The lab environment was deployed with an ACI leaf and spine topology and both the public network and the cluster network are configured to use jumbo frames with the MTU size of 9000.

The network bandwidth from the OSP clients was limited by the Fiber Interconnect uplink, as such we had only had 80gbit/s available, so the maximum throughput from the clients to the ceph clusters was ~10GBytes/s.

Containerized deployment of Ceph daemons gives us the flexibility to co-locate multiple Ceph services on a single node. This eliminates the need for dedicated storage nodes and helps to reduce TCO. As such first 3 nodes were used to co-located Ceph MON, Ceph MGR and Ceph OSDs services, the remaining two nodes were dedicated for Ceph OSD usage. Table-3 details the per container resource limit configured for different Ceph daemons.

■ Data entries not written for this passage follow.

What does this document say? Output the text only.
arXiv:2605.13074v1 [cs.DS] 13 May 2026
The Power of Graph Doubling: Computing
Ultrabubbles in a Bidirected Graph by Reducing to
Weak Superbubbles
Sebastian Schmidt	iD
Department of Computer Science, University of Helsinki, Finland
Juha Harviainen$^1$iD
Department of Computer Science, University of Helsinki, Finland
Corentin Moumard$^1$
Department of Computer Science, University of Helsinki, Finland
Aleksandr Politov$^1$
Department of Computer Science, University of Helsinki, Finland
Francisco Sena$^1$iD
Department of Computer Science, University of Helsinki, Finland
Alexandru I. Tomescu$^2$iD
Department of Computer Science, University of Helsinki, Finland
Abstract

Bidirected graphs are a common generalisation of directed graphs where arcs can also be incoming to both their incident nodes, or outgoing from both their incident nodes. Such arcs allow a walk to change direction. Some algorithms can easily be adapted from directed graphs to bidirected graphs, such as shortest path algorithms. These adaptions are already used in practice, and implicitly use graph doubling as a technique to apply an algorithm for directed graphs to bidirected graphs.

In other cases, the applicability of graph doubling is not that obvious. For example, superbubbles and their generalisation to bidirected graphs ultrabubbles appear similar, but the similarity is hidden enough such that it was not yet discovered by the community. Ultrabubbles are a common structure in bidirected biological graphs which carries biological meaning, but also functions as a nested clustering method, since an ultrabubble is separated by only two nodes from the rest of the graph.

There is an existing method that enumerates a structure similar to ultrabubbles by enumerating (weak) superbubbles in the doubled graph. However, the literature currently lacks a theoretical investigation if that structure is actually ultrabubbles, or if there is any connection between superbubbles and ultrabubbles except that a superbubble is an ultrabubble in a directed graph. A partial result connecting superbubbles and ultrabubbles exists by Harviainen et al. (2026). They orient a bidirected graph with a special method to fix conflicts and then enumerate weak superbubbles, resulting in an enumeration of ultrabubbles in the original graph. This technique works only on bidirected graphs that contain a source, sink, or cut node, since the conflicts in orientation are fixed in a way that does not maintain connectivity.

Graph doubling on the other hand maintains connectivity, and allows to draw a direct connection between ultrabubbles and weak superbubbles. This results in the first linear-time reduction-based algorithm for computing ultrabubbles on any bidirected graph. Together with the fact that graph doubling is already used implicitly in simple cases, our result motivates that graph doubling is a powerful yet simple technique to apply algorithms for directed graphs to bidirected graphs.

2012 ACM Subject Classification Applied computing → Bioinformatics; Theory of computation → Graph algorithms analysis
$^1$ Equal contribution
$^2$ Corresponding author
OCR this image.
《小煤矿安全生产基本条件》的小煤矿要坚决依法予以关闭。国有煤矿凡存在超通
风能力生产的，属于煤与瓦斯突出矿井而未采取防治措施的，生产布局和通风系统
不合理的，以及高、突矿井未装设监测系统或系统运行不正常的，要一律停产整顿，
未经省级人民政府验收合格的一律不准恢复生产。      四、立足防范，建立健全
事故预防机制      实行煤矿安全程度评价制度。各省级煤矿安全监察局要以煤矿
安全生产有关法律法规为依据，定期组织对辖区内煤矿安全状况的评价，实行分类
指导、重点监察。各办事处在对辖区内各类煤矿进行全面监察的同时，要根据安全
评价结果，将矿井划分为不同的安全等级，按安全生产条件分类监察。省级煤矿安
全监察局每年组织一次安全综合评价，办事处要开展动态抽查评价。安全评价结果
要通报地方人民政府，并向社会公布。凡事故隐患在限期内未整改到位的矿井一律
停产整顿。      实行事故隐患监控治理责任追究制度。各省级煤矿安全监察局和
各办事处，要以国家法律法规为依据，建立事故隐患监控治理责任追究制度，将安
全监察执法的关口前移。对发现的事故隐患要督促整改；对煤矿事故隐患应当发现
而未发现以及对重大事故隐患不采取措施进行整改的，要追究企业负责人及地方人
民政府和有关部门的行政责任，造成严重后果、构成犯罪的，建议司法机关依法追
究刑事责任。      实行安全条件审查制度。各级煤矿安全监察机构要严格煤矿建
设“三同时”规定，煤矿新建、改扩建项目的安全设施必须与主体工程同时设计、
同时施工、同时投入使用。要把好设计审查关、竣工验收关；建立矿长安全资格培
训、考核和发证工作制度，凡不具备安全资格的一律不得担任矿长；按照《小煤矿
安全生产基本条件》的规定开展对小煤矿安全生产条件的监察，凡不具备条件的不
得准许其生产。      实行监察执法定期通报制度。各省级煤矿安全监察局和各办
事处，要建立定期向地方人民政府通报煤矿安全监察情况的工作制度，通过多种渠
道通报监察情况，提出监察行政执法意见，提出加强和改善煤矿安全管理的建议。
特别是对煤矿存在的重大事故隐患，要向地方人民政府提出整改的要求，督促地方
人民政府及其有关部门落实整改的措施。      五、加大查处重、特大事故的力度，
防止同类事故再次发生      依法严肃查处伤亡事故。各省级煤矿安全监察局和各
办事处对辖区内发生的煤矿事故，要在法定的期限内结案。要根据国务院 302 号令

For each RHCS node we have 2 x 28 physical cores, with Hyper Threading this gives us a total of 112 vCPUs, we divided the number of vCPUs between the RHCS services as well as reserving a few for the OS. As such, we allocated 8 vCPUs to the OS and 3 vCPUs each for Ceph Monitor and Manager containers. For each Ceph OSD container we set the limit of 7 vCPUs. Since we had 7 NVMe devices per node,  in order to fully utilize the NVMe device, each device was configured (partitioned) to host 2 Ceph OSDs. So the final calculation looks like 7 vCPUs/OSD * 7 NVMe devices * 2 OSDs per device = 98 vCPUs were allocated to Ceph OSDs per node. If we add 3 vCPUs for MON, 3 vCPUs for MGR and 8 vCPUs for the OS we reached 112 vCPUs i.e reaching full subscription of the physical CPUs.

	OS	Per OSD Container	Per MON Container	Per MGR Container
vCPUs (HT Core)	8	7	3	3
Memory (GB)	12	12	6	6

Table 3 : Ceph Container resource allocation

Benchmarking Methodology

FIO the industry standard tool for synthetic benchmarking was used to exercise Ceph block storage. It provides a librbd module to run tests against RBD volumes.  We have used different number of volumes per client node depending on what we wanted to achieve in each test, we have mainly used these two combinations:

• 7 x clients each with 12 x 200GB Ceph RBD(84 volumes)
• 7 x clients each with 15 x 200GB Ceph RBD(105 volumes)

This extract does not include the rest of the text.